Désaccords houleux et séance écourtée : comment la niche parlementaire de l’UDR a dérapé

Tensions vives, échanges houleux et arrêt soudain des débats ont marqué la journée dédiée à l’UDR à l’Assemblée nationale, empêchant l’examen complet de leurs propositions et laissant le groupe parlementaire désemparé face à ce revers.

Façade de l assemblée nationale à paris
Image d'illustration. Façade de l'Assemblée nationale à Paris — ADN

Tl;dr

  • UDR échoue à faire voter ses textes.
  • Tensions vives entre Éric Ciotti et le gouvernement.
  • Projet d’interdiction du mariage pour sans-papiers bloqué.

Débat avorté pour l’UDR à l’Assemblée

Difficile soirée parlementaire ce jeudi 26 juin 2025 pour le groupe UDR (Union des droites pour la République), allié au RN, dont la « niche » législative a finalement tourné court. Aucun texte n’a franchi la rampe du vote, une situation rare qui en dit long sur la tension politique du moment.

Une proposition très controversée

Au cœur de la tempête : une proposition de loi portée par la droite et les centristes au Sénat, visant à interdire le mariage aux étrangers en situation irrégulière. Ce texte cristallisait les divisions, certains cadres de l’UDR reconnaissant même en coulisse vouloir tester et « piéger » le bloc central, où les positions divergent largement. Le président Emmanuel Macron avait pourtant souhaité que ce débat ait lieu à l’Assemblée.

La discussion générale, très animée, a mis en évidence ces fractures : si les groupes LR et Horizons se montraient favorables, MoDem et Renaissance, eux, pointaient un risque d’inconstitutionnalité majeur.

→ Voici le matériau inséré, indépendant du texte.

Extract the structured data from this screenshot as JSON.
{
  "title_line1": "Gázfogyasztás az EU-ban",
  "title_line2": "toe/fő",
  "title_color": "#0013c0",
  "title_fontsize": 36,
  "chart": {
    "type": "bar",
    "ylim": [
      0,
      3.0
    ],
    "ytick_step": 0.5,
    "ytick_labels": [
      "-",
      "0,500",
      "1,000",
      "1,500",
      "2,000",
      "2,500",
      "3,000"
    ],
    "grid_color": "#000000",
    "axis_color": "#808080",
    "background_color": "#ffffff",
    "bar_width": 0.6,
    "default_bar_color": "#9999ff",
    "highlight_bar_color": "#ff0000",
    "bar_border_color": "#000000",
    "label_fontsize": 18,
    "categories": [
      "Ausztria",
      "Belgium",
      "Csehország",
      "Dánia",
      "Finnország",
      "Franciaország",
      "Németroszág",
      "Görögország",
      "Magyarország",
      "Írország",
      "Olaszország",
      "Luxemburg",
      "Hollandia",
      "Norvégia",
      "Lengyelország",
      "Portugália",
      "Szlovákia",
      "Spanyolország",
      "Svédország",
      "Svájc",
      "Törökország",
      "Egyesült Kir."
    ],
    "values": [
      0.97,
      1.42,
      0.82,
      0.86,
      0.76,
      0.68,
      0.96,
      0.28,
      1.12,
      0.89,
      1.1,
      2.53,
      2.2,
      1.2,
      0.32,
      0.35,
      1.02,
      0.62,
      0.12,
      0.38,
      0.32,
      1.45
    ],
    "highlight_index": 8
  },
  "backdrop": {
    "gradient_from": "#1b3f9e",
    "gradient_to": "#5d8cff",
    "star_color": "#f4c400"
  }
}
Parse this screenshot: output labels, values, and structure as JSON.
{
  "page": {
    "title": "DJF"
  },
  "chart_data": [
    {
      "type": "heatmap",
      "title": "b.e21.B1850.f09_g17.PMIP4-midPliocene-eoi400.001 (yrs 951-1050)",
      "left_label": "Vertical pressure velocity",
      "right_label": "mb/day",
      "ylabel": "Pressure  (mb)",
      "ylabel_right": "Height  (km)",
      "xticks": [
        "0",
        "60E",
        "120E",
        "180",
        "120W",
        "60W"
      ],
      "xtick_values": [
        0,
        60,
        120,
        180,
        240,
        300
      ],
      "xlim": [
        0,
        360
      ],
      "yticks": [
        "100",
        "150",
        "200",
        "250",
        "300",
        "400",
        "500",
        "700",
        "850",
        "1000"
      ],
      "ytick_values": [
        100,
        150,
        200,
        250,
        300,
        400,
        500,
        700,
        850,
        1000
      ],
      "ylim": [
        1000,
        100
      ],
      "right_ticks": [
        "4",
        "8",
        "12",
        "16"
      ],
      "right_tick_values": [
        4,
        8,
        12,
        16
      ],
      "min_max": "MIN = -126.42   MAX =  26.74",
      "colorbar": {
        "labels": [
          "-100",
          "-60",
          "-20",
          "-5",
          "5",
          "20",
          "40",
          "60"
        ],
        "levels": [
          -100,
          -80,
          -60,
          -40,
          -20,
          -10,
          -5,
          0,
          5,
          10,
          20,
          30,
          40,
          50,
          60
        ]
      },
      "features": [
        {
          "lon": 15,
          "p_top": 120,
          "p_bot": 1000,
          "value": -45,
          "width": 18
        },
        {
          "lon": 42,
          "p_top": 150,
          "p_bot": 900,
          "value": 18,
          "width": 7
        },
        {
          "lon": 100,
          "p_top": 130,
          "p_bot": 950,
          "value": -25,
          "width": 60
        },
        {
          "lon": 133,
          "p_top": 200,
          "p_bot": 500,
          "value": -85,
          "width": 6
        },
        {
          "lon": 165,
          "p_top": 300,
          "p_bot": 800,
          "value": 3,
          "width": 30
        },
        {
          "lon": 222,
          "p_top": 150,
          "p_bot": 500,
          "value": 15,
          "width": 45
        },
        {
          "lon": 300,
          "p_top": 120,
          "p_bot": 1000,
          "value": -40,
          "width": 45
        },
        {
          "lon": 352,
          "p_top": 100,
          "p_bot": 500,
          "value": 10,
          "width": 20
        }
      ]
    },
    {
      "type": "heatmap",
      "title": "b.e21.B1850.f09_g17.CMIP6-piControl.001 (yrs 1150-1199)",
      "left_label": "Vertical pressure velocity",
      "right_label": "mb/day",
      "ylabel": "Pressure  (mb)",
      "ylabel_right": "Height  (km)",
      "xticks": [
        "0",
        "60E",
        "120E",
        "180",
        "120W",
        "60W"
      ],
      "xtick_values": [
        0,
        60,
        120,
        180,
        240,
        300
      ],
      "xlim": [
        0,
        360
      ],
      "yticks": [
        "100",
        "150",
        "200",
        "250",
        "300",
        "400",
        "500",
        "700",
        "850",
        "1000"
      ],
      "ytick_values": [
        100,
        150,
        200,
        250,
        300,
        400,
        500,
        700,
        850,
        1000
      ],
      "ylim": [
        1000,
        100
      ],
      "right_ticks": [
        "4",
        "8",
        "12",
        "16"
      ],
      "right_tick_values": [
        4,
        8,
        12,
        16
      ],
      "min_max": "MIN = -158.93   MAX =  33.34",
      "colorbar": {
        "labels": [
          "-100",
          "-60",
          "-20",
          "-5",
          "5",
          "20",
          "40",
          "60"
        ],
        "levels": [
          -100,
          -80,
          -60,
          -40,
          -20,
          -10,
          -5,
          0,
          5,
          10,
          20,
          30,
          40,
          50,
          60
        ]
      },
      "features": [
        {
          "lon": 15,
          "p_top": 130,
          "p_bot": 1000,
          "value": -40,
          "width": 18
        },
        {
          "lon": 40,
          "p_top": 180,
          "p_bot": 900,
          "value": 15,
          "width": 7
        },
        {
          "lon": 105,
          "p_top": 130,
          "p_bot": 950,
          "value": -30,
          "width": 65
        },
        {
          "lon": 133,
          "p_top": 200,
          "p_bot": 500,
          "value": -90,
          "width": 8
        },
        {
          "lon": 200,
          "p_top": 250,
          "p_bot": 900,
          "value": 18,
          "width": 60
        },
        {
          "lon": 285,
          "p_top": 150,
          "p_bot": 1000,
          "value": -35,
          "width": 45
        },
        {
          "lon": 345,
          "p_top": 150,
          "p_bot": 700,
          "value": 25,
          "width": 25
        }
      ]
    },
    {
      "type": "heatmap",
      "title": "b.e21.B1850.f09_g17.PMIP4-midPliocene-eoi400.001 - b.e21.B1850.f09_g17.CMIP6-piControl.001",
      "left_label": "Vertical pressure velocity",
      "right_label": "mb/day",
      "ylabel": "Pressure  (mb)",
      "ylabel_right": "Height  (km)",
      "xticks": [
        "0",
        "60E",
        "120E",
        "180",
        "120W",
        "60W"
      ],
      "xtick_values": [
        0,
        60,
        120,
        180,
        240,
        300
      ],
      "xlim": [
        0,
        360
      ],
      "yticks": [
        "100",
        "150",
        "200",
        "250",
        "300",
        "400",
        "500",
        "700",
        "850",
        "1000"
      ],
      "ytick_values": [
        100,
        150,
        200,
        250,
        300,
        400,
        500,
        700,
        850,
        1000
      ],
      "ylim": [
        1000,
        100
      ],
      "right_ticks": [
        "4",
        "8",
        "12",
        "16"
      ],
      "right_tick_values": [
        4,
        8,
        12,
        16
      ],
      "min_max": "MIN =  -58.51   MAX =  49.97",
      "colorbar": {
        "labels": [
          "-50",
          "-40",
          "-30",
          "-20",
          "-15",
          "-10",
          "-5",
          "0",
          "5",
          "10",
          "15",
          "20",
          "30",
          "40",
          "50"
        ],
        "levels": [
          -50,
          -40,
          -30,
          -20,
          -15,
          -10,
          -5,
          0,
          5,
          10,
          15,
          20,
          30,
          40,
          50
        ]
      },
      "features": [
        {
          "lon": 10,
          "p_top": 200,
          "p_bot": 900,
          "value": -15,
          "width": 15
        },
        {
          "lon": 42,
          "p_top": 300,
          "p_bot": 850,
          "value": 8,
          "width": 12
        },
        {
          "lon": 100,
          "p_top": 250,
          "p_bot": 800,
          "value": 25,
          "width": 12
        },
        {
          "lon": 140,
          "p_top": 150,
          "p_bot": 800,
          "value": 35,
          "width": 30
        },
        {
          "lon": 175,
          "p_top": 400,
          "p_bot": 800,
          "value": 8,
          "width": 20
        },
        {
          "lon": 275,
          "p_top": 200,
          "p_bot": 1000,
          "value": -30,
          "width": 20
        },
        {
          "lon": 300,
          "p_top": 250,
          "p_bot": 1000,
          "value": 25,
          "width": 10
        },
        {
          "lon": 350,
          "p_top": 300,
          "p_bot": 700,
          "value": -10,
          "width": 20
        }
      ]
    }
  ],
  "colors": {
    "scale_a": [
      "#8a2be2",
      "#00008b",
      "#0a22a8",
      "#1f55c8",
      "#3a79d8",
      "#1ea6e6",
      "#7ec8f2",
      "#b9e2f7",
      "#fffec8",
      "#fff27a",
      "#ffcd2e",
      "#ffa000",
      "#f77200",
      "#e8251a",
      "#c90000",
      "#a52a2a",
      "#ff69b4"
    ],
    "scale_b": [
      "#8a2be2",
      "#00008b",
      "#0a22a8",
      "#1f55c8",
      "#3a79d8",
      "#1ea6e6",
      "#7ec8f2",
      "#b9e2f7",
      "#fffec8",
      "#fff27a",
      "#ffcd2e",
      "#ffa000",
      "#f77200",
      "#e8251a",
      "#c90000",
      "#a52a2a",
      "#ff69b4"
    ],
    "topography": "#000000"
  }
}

L’article phare du texte entrait frontalement en contradiction avec une jurisprudence constitutionnelle datant de 2003.

Passe d’armes et interruption brutale

Très vite, le ton est monté entre le président du groupe UDR, Éric Ciotti, et le ministre de la Justice Gérald Darmanin. Accusant ce dernier de laisser la gauche obstruer délibérément les débats, Éric Ciotti, visiblement excédé, a interpellé la porte-parole du gouvernement :

Déplorant ce qu’il qualifiait de « sabotage parlementaire », le groupe a dénoncé l’absence notable des députés LR.

Vers 23h, retour au banc ministériel pour Darmanin. Cette fois-ci, il a refusé d’activer l’article 44 alinéa 2 de la Constitution — un outil permettant au gouvernement d’accélérer les débats — invoquant un manque de temps avant minuit, échéance réglementaire des niches parlementaires.

L’échec consommé dans un climat houleux

S’estimant floué, Éric Ciotti, furieux, lâche à l’adresse du ministre : « Vous ne serez jamais président de la République ». Un instant plus tard, il quitte l’hémicycle accompagné de ses troupes ; la séance s’arrête brutalement peu avant minuit. Une séquence révélatrice des crispations actuelles autour des questions migratoires… et des fragilités croissantes au sein du bloc central.